In no other area of psychiatry is it as imperative to work collaboratively with the patient and her partner as any decision will affect the family unit. The decision whether to use psychotropic medication during pregnancy must be guided by an open, informed, and dynamic risk/benefit discussion between clinician and patient. There are consequences to using and not using medications for psychiatric illness perinatally.
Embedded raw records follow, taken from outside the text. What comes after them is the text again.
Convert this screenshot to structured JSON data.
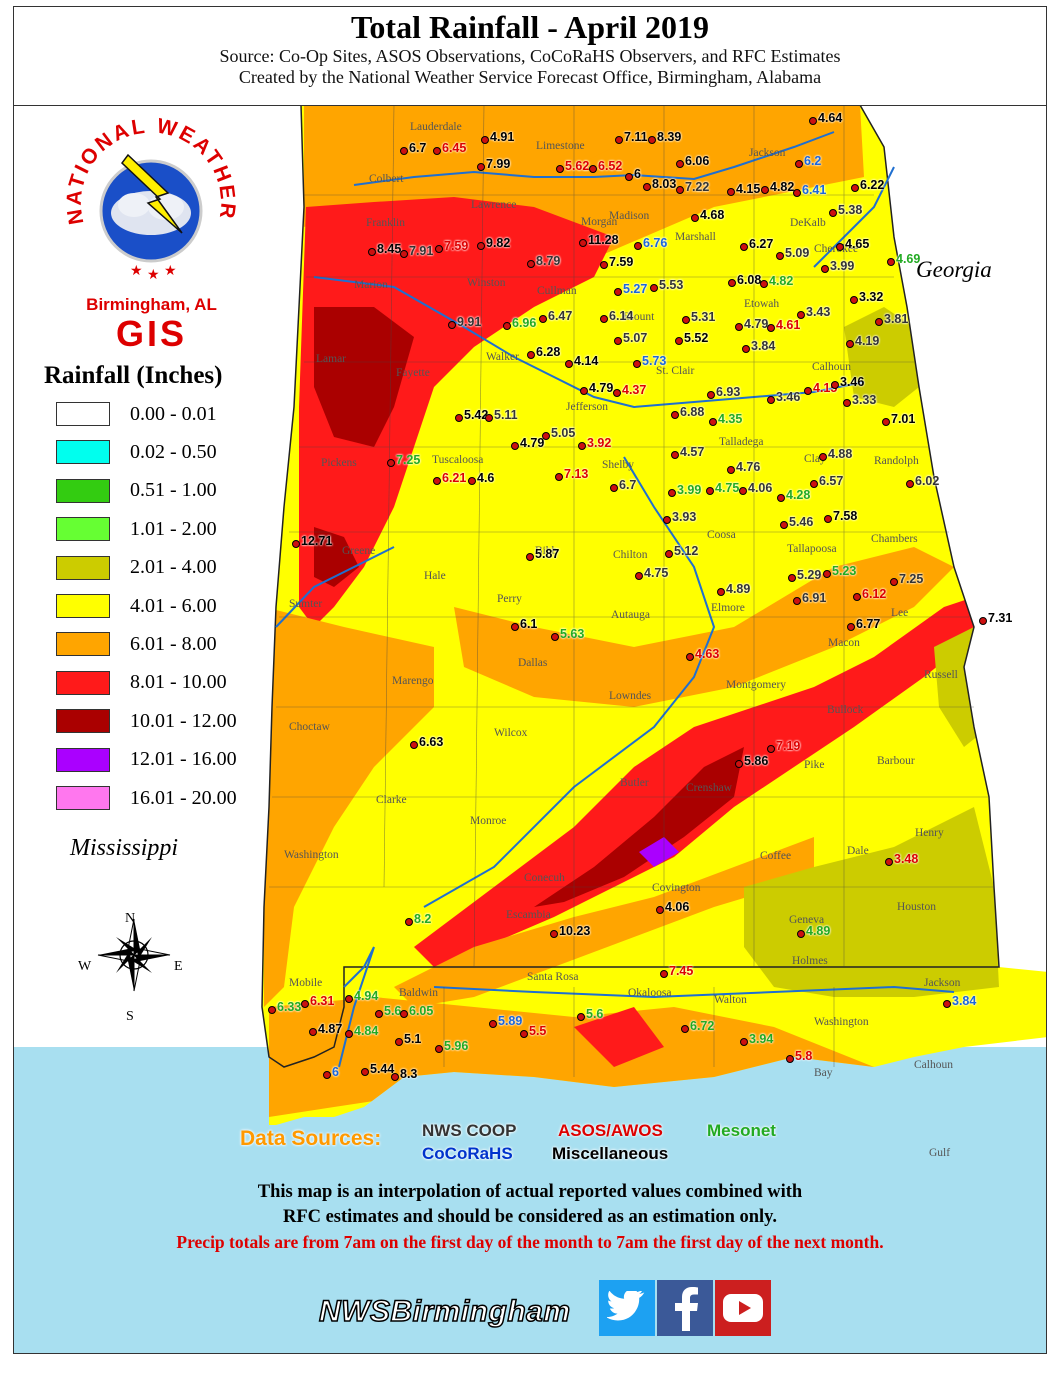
{
  "header": {
    "title": "Total Rainfall - April 2019",
    "source": "Source: Co-Op Sites, ASOS Observations, CoCoRaHS Observers, and RFC Estimates",
    "created": "Created by the National Weather Service Forecast Office, Birmingham, Alabama"
  },
  "logo": {
    "ring_text": "NATIONAL WEATHER SERVICE",
    "office": "Birmingham, AL",
    "gis": "GIS"
  },
  "legend": {
    "title": "Rainfall (Inches)",
    "items": [
      {
        "label": "0.00 - 0.01",
        "color": "#ffffff"
      },
      {
        "label": "0.02 - 0.50",
        "color": "#00ffee"
      },
      {
        "label": "0.51 - 1.00",
        "color": "#33cc11"
      },
      {
        "label": "1.01 - 2.00",
        "color": "#66ff33"
      },
      {
        "label": "2.01 - 4.00",
        "color": "#cccc00"
      },
      {
        "label": "4.01 - 6.00",
        "color": "#ffff00"
      },
      {
        "label": "6.01 - 8.00",
        "color": "#ffa500"
      },
      {
        "label": "8.01 - 10.00",
        "color": "#ff1a1a"
      },
      {
        "label": "10.01 - 12.00",
        "color": "#aa0000"
      },
      {
        "label": "12.01 - 16.00",
        "color": "#aa00ff"
      },
      {
        "label": "16.01 - 20.00",
        "color": "#ff77ee"
      }
    ]
  },
  "states": {
    "mississippi": "Mississippi",
    "georgia": "Georgia"
  },
  "compass": {
    "n": "N",
    "s": "S",
    "e": "E",
    "w": "W"
  },
  "counties": [
    "Lauderdale",
    "Limestone",
    "Madison",
    "Jackson",
    "Colbert",
    "Lawrence",
    "Morgan",
    "Marshall",
    "DeKalb",
    "Franklin",
    "Cherokee",
    "Marion",
    "Winston",
    "Cullman",
    "Etowah",
    "Blount",
    "Lamar",
    "Fayette",
    "Walker",
    "Calhoun",
    "St. Clair",
    "Jefferson",
    "Talladega",
    "Pickens",
    "Tuscaloosa",
    "Shelby",
    "Clay",
    "Randolph",
    "Bibb",
    "Coosa",
    "Tallapoosa",
    "Chambers",
    "Greene",
    "Hale",
    "Chilton",
    "Perry",
    "Autauga",
    "Elmore",
    "Lee",
    "Sumter",
    "Dallas",
    "Macon",
    "Russell",
    "Marengo",
    "Lowndes",
    "Montgomery",
    "Bullock",
    "Choctaw",
    "Wilcox",
    "Butler",
    "Crenshaw",
    "Pike",
    "Barbour",
    "Clarke",
    "Monroe",
    "Henry",
    "Washington",
    "Conecuh",
    "Coffee",
    "Dale",
    "Covington",
    "Escambia",
    "Geneva",
    "Houston",
    "Holmes",
    "Mobile",
    "Baldwin",
    "Santa Rosa",
    "Okaloosa",
    "Walton",
    "Jackson",
    "Washington",
    "Calhoun",
    "Gulf",
    "Bay"
  ],
  "observations": [
    {
      "v": "4.64",
      "t": "misc"
    },
    {
      "v": "4.91",
      "t": "misc"
    },
    {
      "v": "6.7",
      "t": "misc"
    },
    {
      "v": "6.45",
      "t": "asos"
    },
    {
      "v": "7.99",
      "t": "misc"
    },
    {
      "v": "7.11",
      "t": "misc"
    },
    {
      "v": "8.39",
      "t": "misc"
    },
    {
      "v": "5.62",
      "t": "asos"
    },
    {
      "v": "6.52",
      "t": "asos"
    },
    {
      "v": "6",
      "t": "misc"
    },
    {
      "v": "6.06",
      "t": "misc"
    },
    {
      "v": "8.03",
      "t": "misc"
    },
    {
      "v": "7.22",
      "t": "coop"
    },
    {
      "v": "4.15",
      "t": "misc"
    },
    {
      "v": "4.82",
      "t": "misc"
    },
    {
      "v": "6.2",
      "t": "cocorahs"
    },
    {
      "v": "6.41",
      "t": "cocorahs"
    },
    {
      "v": "6.22",
      "t": "misc"
    },
    {
      "v": "5.38",
      "t": "coop"
    },
    {
      "v": "4.68",
      "t": "misc"
    },
    {
      "v": "8.45",
      "t": "misc"
    },
    {
      "v": "7.91",
      "t": "coop"
    },
    {
      "v": "7.59",
      "t": "asos"
    },
    {
      "v": "9.82",
      "t": "misc"
    },
    {
      "v": "11.28",
      "t": "misc"
    },
    {
      "v": "6.76",
      "t": "cocorahs"
    },
    {
      "v": "6.27",
      "t": "misc"
    },
    {
      "v": "5.09",
      "t": "coop"
    },
    {
      "v": "4.65",
      "t": "misc"
    },
    {
      "v": "4.69",
      "t": "mesonet"
    },
    {
      "v": "8.79",
      "t": "coop"
    },
    {
      "v": "7.59",
      "t": "misc"
    },
    {
      "v": "6.08",
      "t": "misc"
    },
    {
      "v": "4.82",
      "t": "mesonet"
    },
    {
      "v": "3.99",
      "t": "coop"
    },
    {
      "v": "5.27",
      "t": "cocorahs"
    },
    {
      "v": "5.53",
      "t": "coop"
    },
    {
      "v": "3.32",
      "t": "misc"
    },
    {
      "v": "9.91",
      "t": "coop"
    },
    {
      "v": "6.96",
      "t": "mesonet"
    },
    {
      "v": "6.47",
      "t": "coop"
    },
    {
      "v": "6.14",
      "t": "coop"
    },
    {
      "v": "5.31",
      "t": "coop"
    },
    {
      "v": "4.79",
      "t": "coop"
    },
    {
      "v": "4.61",
      "t": "asos"
    },
    {
      "v": "3.43",
      "t": "coop"
    },
    {
      "v": "3.81",
      "t": "coop"
    },
    {
      "v": "6.28",
      "t": "misc"
    },
    {
      "v": "5.07",
      "t": "coop"
    },
    {
      "v": "5.52",
      "t": "misc"
    },
    {
      "v": "3.84",
      "t": "coop"
    },
    {
      "v": "4.19",
      "t": "coop"
    },
    {
      "v": "4.14",
      "t": "misc"
    },
    {
      "v": "5.73",
      "t": "cocorahs"
    },
    {
      "v": "4.79",
      "t": "misc"
    },
    {
      "v": "4.37",
      "t": "asos"
    },
    {
      "v": "6.93",
      "t": "coop"
    },
    {
      "v": "3.46",
      "t": "coop"
    },
    {
      "v": "4.15",
      "t": "asos"
    },
    {
      "v": "3.46",
      "t": "misc"
    },
    {
      "v": "3.33",
      "t": "coop"
    },
    {
      "v": "5.42",
      "t": "misc"
    },
    {
      "v": "5.11",
      "t": "coop"
    },
    {
      "v": "6.88",
      "t": "coop"
    },
    {
      "v": "7.01",
      "t": "misc"
    },
    {
      "v": "4.35",
      "t": "mesonet"
    },
    {
      "v": "4.79",
      "t": "misc"
    },
    {
      "v": "5.05",
      "t": "coop"
    },
    {
      "v": "3.92",
      "t": "asos"
    },
    {
      "v": "4.57",
      "t": "coop"
    },
    {
      "v": "7.25",
      "t": "mesonet"
    },
    {
      "v": "6.21",
      "t": "asos"
    },
    {
      "v": "4.6",
      "t": "misc"
    },
    {
      "v": "7.13",
      "t": "asos"
    },
    {
      "v": "4.76",
      "t": "coop"
    },
    {
      "v": "4.88",
      "t": "coop"
    },
    {
      "v": "6.57",
      "t": "coop"
    },
    {
      "v": "6.02",
      "t": "coop"
    },
    {
      "v": "6.7",
      "t": "coop"
    },
    {
      "v": "3.99",
      "t": "mesonet"
    },
    {
      "v": "4.75",
      "t": "mesonet"
    },
    {
      "v": "4.06",
      "t": "coop"
    },
    {
      "v": "4.28",
      "t": "mesonet"
    },
    {
      "v": "3.93",
      "t": "coop"
    },
    {
      "v": "5.46",
      "t": "coop"
    },
    {
      "v": "7.58",
      "t": "misc"
    },
    {
      "v": "12.71",
      "t": "misc"
    },
    {
      "v": "5.87",
      "t": "misc"
    },
    {
      "v": "5.12",
      "t": "coop"
    },
    {
      "v": "5.29",
      "t": "coop"
    },
    {
      "v": "5.23",
      "t": "mesonet"
    },
    {
      "v": "4.75",
      "t": "coop"
    },
    {
      "v": "4.89",
      "t": "coop"
    },
    {
      "v": "7.25",
      "t": "coop"
    },
    {
      "v": "6.91",
      "t": "coop"
    },
    {
      "v": "6.12",
      "t": "asos"
    },
    {
      "v": "6.1",
      "t": "misc"
    },
    {
      "v": "5.63",
      "t": "mesonet"
    },
    {
      "v": "7.31",
      "t": "misc"
    },
    {
      "v": "6.77",
      "t": "misc"
    },
    {
      "v": "4.63",
      "t": "asos"
    },
    {
      "v": "6.63",
      "t": "misc"
    },
    {
      "v": "7.19",
      "t": "asos"
    },
    {
      "v": "5.86",
      "t": "misc"
    },
    {
      "v": "3.48",
      "t": "asos"
    },
    {
      "v": "4.06",
      "t": "misc"
    },
    {
      "v": "8.2",
      "t": "mesonet"
    },
    {
      "v": "10.23",
      "t": "misc"
    },
    {
      "v": "4.89",
      "t": "mesonet"
    },
    {
      "v": "7.45",
      "t": "asos"
    },
    {
      "v": "3.84",
      "t": "cocorahs"
    },
    {
      "v": "6.33",
      "t": "mesonet"
    },
    {
      "v": "6.31",
      "t": "asos"
    },
    {
      "v": "4.94",
      "t": "mesonet"
    },
    {
      "v": "5.6",
      "t": "mesonet"
    },
    {
      "v": "6.05",
      "t": "mesonet"
    },
    {
      "v": "4.87",
      "t": "misc"
    },
    {
      "v": "4.84",
      "t": "mesonet"
    },
    {
      "v": "5.1",
      "t": "misc"
    },
    {
      "v": "5.89",
      "t": "cocorahs"
    },
    {
      "v": "5.5",
      "t": "asos"
    },
    {
      "v": "5.6",
      "t": "mesonet"
    },
    {
      "v": "6.72",
      "t": "mesonet"
    },
    {
      "v": "3.94",
      "t": "mesonet"
    },
    {
      "v": "5.96",
      "t": "mesonet"
    },
    {
      "v": "5.8",
      "t": "asos"
    },
    {
      "v": "6",
      "t": "cocorahs"
    },
    {
      "v": "5.44",
      "t": "misc"
    },
    {
      "v": "8.3",
      "t": "misc"
    }
  ],
  "sources": {
    "title": "Data Sources:",
    "coop": "NWS COOP",
    "asos": "ASOS/AWOS",
    "mesonet": "Mesonet",
    "cocorahs": "CoCoRaHS",
    "misc": "Miscellaneous"
  },
  "source_colors": {
    "coop": "#333333",
    "asos": "#dd0000",
    "mesonet": "#22aa22",
    "cocorahs": "#1a66dd",
    "misc": "#000000",
    "cocorahs_label": "#0033cc",
    "title": "#ff9900"
  },
  "disclaimer": {
    "line1": "This map is an interpolation of actual reported values combined with",
    "line2": "RFC estimates and should be considered as an estimation only.",
    "line3": "Precip totals are from 7am on the first day of the month to 7am the first day of the next month."
  },
  "social": {
    "handle": "NWSBirmingham"
  }
}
Psychosocial treatments are of course first-line options when appropriate. We continue to have more questions with an incomplete understanding of all end points of the branches in the decision tree but nevertheless must do our best with what we have to date, and it appears reassuring to think that at least those who were adherent to treatment continue with their chosen course. This study provides needed pieces of the puzzle from a Canadian perspective.
Footnotes
Declaration of Conflicting Interests: The author(s) declared the following potential conflicts of interest with respect to the research, authorship, and/or publication of this article: Dr. Grigoriadis reports personal fees from Pfizer, personal fees from Actavis/Allergan, and personal fees from Sage, outside the submitted work. Ms. Peer has no competing interests to declare.
Funding: The author(s) received no financial support for the research, authorship, and/or publication of this article.